Trump's up: Donald Trump an seinem Golf-Klub.
Foto: MIKE SEGAR/ REUTERSNoch ist vieles offen. Noch gibt es keine Regierungsmannschaft. Wie sein Verhältnis zum Parlament sein wird, muss sich erweisen. So etwas wie ein Programm existiert nicht, auch nicht in der Wirtschaftspolitik, die ja das zentrale Thema des Wahlkampfs war.
So viel lässt sich jetzt schon sagen: Sollte Trump frühere Ankündigungen umsetzen, werden die USA weltweit die Finanzmärkte in Aufregung versetzen. Zinsen und Wechselkurse zucken bereits jetzt, Anleger sollten sich auf die eine oder andere Achterbahnfahrt vorbereiten. Von wichtigen Partnerländern, gerade von Deutschland, dürfte der neue Präsident geringere Exportüberschüsse und höhere Rüstungsausgaben fordern.
Das klingt alles ein bisschen nach Retro-Wirtschaftspolitik: nach den frühen Achtzigerjahren, als Ronald Reagan ein paar aufregende erste Jahre hinlegte, sich dann aber als durchaus erfolgreicher Präsident erwies. Der Unterschied ist nur: Reagan war kein Populist.
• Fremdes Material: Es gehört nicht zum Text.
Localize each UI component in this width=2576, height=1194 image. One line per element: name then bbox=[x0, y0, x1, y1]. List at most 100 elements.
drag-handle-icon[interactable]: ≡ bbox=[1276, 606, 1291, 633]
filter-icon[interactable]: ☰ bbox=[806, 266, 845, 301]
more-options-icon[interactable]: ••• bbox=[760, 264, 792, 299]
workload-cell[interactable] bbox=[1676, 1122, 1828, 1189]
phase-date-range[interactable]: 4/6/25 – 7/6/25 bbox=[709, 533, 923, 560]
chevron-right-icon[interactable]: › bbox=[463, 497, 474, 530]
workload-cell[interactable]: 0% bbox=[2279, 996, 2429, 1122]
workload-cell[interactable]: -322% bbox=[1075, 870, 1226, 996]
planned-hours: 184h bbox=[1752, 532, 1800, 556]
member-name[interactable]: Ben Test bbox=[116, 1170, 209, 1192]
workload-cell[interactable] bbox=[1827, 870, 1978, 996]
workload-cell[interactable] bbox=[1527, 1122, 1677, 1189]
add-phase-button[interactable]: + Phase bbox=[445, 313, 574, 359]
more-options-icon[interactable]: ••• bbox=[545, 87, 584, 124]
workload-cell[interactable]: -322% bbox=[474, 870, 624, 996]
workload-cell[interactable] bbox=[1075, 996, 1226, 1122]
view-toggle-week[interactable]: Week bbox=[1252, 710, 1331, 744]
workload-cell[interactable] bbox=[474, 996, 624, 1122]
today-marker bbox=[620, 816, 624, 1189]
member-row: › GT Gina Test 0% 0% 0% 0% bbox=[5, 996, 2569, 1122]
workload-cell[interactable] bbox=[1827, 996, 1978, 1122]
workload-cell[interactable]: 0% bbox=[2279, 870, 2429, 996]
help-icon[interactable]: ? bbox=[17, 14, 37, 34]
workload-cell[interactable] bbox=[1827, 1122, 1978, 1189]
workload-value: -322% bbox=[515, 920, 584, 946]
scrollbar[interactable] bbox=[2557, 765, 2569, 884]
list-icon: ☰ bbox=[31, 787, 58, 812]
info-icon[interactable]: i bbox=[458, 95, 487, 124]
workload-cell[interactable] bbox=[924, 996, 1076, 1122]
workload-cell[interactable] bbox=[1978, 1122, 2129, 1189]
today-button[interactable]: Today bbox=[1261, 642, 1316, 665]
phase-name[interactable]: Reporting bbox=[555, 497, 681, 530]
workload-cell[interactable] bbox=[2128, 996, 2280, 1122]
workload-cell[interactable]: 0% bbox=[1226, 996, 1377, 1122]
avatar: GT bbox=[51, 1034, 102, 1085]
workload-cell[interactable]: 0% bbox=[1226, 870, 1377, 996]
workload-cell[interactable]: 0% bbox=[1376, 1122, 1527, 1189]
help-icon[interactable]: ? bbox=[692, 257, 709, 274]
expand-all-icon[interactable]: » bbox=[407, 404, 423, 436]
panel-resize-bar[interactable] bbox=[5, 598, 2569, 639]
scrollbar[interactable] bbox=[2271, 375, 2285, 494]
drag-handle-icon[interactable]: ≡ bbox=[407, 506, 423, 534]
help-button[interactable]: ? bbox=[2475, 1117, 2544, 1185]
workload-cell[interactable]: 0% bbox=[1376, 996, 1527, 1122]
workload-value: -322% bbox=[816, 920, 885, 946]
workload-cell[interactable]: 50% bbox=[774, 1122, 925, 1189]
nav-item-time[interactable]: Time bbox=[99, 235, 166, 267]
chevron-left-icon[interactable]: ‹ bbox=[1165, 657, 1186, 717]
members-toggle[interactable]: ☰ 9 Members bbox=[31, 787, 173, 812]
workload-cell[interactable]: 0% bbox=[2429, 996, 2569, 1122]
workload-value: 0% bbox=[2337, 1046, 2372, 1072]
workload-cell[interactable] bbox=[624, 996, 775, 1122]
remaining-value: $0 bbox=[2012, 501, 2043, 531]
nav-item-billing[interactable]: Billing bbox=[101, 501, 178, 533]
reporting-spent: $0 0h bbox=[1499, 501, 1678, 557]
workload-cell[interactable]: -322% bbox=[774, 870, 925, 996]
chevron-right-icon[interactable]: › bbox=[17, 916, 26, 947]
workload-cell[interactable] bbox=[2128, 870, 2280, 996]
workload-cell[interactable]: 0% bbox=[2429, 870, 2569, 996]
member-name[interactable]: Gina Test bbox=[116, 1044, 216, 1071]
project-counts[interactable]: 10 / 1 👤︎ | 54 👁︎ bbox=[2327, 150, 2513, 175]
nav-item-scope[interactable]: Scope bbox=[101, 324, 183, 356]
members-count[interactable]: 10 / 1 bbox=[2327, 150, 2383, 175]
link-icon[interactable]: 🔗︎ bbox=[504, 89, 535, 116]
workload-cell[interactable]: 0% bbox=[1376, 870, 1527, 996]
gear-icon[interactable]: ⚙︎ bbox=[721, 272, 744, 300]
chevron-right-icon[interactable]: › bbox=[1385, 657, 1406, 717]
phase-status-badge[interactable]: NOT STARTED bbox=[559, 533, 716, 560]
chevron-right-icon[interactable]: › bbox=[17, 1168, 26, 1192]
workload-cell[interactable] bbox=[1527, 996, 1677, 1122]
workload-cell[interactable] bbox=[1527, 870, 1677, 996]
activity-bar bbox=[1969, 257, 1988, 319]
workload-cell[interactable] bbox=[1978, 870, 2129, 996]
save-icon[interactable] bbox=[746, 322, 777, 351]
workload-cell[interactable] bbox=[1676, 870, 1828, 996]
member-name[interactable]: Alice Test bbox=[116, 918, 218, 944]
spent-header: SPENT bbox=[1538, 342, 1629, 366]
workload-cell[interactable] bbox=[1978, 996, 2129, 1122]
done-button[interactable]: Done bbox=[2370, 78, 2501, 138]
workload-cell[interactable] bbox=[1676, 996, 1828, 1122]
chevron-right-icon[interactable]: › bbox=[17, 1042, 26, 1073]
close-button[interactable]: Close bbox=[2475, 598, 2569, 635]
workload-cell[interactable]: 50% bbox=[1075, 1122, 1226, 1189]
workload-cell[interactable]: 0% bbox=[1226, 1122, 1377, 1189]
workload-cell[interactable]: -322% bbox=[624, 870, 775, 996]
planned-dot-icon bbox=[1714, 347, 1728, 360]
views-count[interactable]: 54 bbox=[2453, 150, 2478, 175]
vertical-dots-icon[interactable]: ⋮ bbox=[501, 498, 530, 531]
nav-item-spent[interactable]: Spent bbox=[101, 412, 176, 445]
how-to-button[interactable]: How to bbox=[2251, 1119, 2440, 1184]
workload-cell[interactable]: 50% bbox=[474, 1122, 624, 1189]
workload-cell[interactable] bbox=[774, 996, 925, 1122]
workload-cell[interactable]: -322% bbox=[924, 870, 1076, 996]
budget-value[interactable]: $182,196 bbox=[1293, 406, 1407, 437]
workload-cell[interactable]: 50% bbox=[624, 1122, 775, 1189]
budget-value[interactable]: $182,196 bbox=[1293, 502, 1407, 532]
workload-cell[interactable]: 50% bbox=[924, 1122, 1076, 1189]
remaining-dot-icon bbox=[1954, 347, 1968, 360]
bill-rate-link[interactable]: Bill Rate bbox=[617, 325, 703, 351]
Er war ein konservativer Geschichtenerzähler, strammer Antikommunist und Marktliberaler. Sein Denken beruhte auf einem Set von Überzeugungen, die ihn auch unpopuläre Entscheidungen treffen ließen.
Welche Überzeugungen aber hat Trump? Offenkundig nicht viele. Nach Jahrzehnten, in denen er als öffentliche Figur die Klatschspalten und Reality-TV-Formate füllte, lässt sich so viel sagen: Trump will gemocht und bewundert werden. Er will Anerkennung. Es ist deshalb nicht abwegig anzunehmen, dass er seine Wirtschaftspolitik zuvörderst an Umfragewerten ausrichten wird. Hauptsache, er ist beliebt. Das heißt aber auch: Wenn seine Popularitätswerte in den Keller gehen, könnte es ziemlich ungemütlich werden.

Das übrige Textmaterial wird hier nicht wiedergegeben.